The Kurgan hypothesis (also known as the Kurgan theory or Kurgan model) or steppe theory is the most widely accepted proposal to identify the Proto-Indo-European homeland from which the Indo-European languages spread out throughout Europe and parts of Asia. It postulates that the people of a Kurgan culture in the Pontic steppe north of the Black Sea were the most likely speakers of the Proto-Indo-European language (PIE). The term is derived from the Russian kurgan (курган), meaning tumulus or burial mound.
The Kurgan hypothesis was first formulated in the 1950s by Marija Gimbutas, who used the term to group various cultures, including the Yamna, or Pit Grave, culture and its predecessors. David Anthony instead uses the core Yamna culture and its relationship with other cultures as a point of reference.
Marija Gimbutas defined the Kurgan culture as composed of four successive periods, with the earliest (Kurgan I) including the Samara and Seroglazovo cultures of the Dnieper-Volga region in the Copper Age (early 4th millennium BC). The people of these cultures were nomadic pastoralists, who, according to the model, by the early 3rd millennium BC had expanded throughout the Pontic-Caspian steppe and into Eastern Europe.
Three genetic studies in 2015 gave support to Gimbutas's Kurgan theory regarding the Indo-European Urheimat. According to those studies, haplogroups R1b and R1a, now the most common in Europe (R1a is also common in South Asia) would have expanded from the Russian steppes, along with the Indo European languages; they also detected an autosomal component present in modern Europeans which was not present in Neolithic Europeans, which would have been introduced with paternal lineages R1b and R1a, as well as Indo European Languages.
In English, the archaeological term kurgan is a loanword from East Slavic languages (and, indirectly, from Turkic languages), equivalent to the archaic English term barrow, also known by the Latin loanword tumulus and terms such as burial mound.
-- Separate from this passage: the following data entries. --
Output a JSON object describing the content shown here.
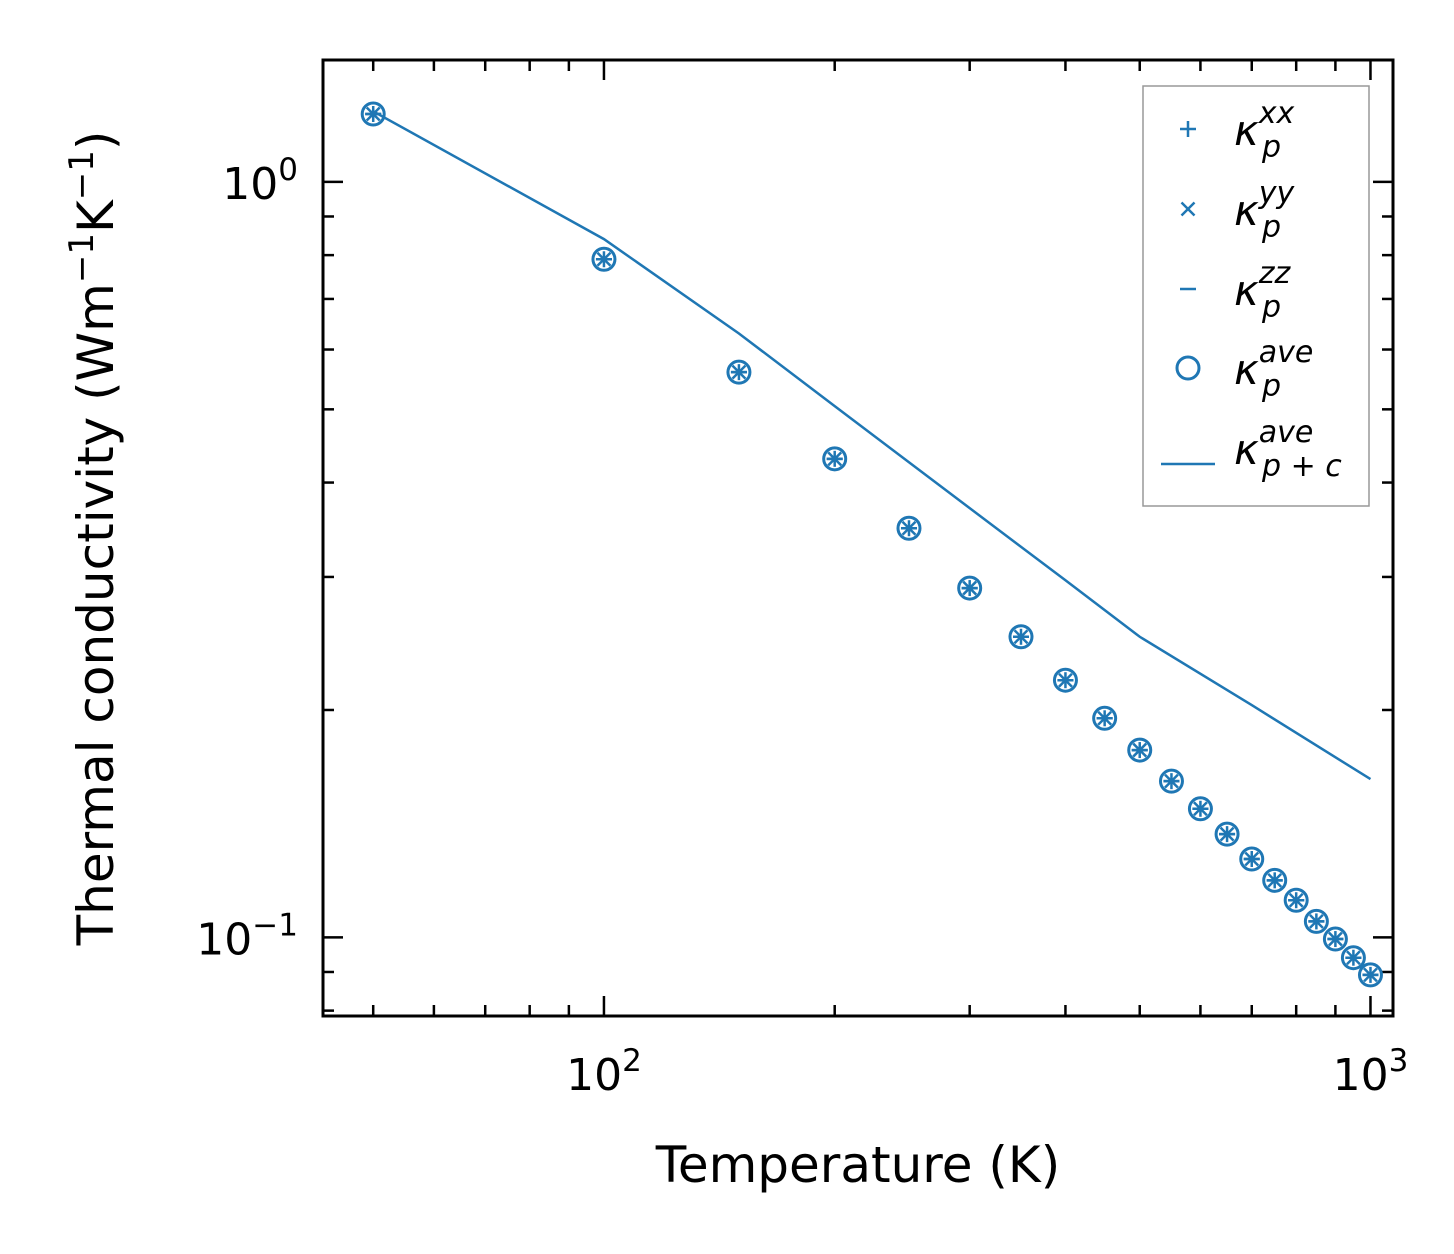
{
  "chart_data": {
    "type": "scatter",
    "title": "",
    "xlabel": "Temperature (K)",
    "ylabel_parts": [
      "Thermal conductivity (Wm",
      "−1",
      "K",
      "−1",
      ")"
    ],
    "xscale": "log",
    "yscale": "log",
    "xlim": [
      43,
      1070
    ],
    "ylim": [
      0.0787,
      1.45
    ],
    "x_ticks": [
      {
        "value": 100,
        "base": "10",
        "exp": "2"
      },
      {
        "value": 1000,
        "base": "10",
        "exp": "3"
      }
    ],
    "y_ticks": [
      {
        "value": 1.0,
        "base": "10",
        "exp": "0"
      },
      {
        "value": 0.1,
        "base": "10",
        "exp": "−1"
      }
    ],
    "legend_placement": "top-right",
    "x": [
      50,
      100,
      150,
      200,
      250,
      300,
      350,
      400,
      450,
      500,
      550,
      600,
      650,
      700,
      750,
      800,
      850,
      900,
      950,
      1000
    ],
    "series": [
      {
        "name": "kappa_p_xx",
        "marker": "plus",
        "legend_main": "κ",
        "legend_sub": "p",
        "legend_sup": "xx",
        "values": [
          1.23,
          0.79,
          0.56,
          0.43,
          0.348,
          0.29,
          0.25,
          0.219,
          0.195,
          0.177,
          0.161,
          0.148,
          0.137,
          0.127,
          0.119,
          0.112,
          0.105,
          0.0995,
          0.094,
          0.0892
        ]
      },
      {
        "name": "kappa_p_yy",
        "marker": "x",
        "legend_main": "κ",
        "legend_sub": "p",
        "legend_sup": "yy",
        "values": [
          1.23,
          0.79,
          0.56,
          0.43,
          0.348,
          0.29,
          0.25,
          0.219,
          0.195,
          0.177,
          0.161,
          0.148,
          0.137,
          0.127,
          0.119,
          0.112,
          0.105,
          0.0995,
          0.094,
          0.0892
        ]
      },
      {
        "name": "kappa_p_zz",
        "marker": "hline",
        "legend_main": "κ",
        "legend_sub": "p",
        "legend_sup": "zz",
        "values": [
          1.23,
          0.79,
          0.56,
          0.43,
          0.348,
          0.29,
          0.25,
          0.219,
          0.195,
          0.177,
          0.161,
          0.148,
          0.137,
          0.127,
          0.119,
          0.112,
          0.105,
          0.0995,
          0.094,
          0.0892
        ]
      },
      {
        "name": "kappa_p_ave",
        "marker": "circle",
        "legend_main": "κ",
        "legend_sub": "p",
        "legend_sup": "ave",
        "values": [
          1.23,
          0.79,
          0.56,
          0.43,
          0.348,
          0.29,
          0.25,
          0.219,
          0.195,
          0.177,
          0.161,
          0.148,
          0.137,
          0.127,
          0.119,
          0.112,
          0.105,
          0.0995,
          0.094,
          0.0892
        ]
      },
      {
        "name": "kappa_pc_ave",
        "marker": "line",
        "legend_main": "κ",
        "legend_sub": "p + c",
        "legend_sup": "ave",
        "x": [
          50,
          100,
          150,
          200,
          300,
          400,
          500,
          700,
          1000
        ],
        "values": [
          1.24,
          0.84,
          0.63,
          0.505,
          0.37,
          0.297,
          0.25,
          0.203,
          0.162
        ]
      }
    ],
    "colors": {
      "series": "#1f77b4",
      "axes": "#000000",
      "legend_frame": "#999999"
    }
  }
}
These are structures created by heaping earth and stones over a burial chamber, which is often made of wood. The term kurgan is the standard term for such structures in the context of Eastern European and Central Asian archaeology. The noun курга́н (Kurgán) is first attested in Old East Slavic (also known as "Old Rus'ian"), which borrowed the word from an unidentified Turkic language or languages.The modern Turkish word is kurgan, which means "fortress" or "burial mound". Following its use in Soviet archaeology, the word is now widely used for tumuli in the context of archaeology. The earliest kurgans date to the 4th millennium BC in the Caucasus.
Sarmatian Kurgan 4th century BC, Fillipovka, South Urals, Russia. This kurgan was excavated in a dig led by Russian Academy of Sciences Archeology Institute Prof. L. Yablonsky in the summer of 2006. It is the first kurgan known to be completely destroyed and then rebuilt to its original appearance.
These are OUR MOUND BUILDERS. This is OUR HISTORY.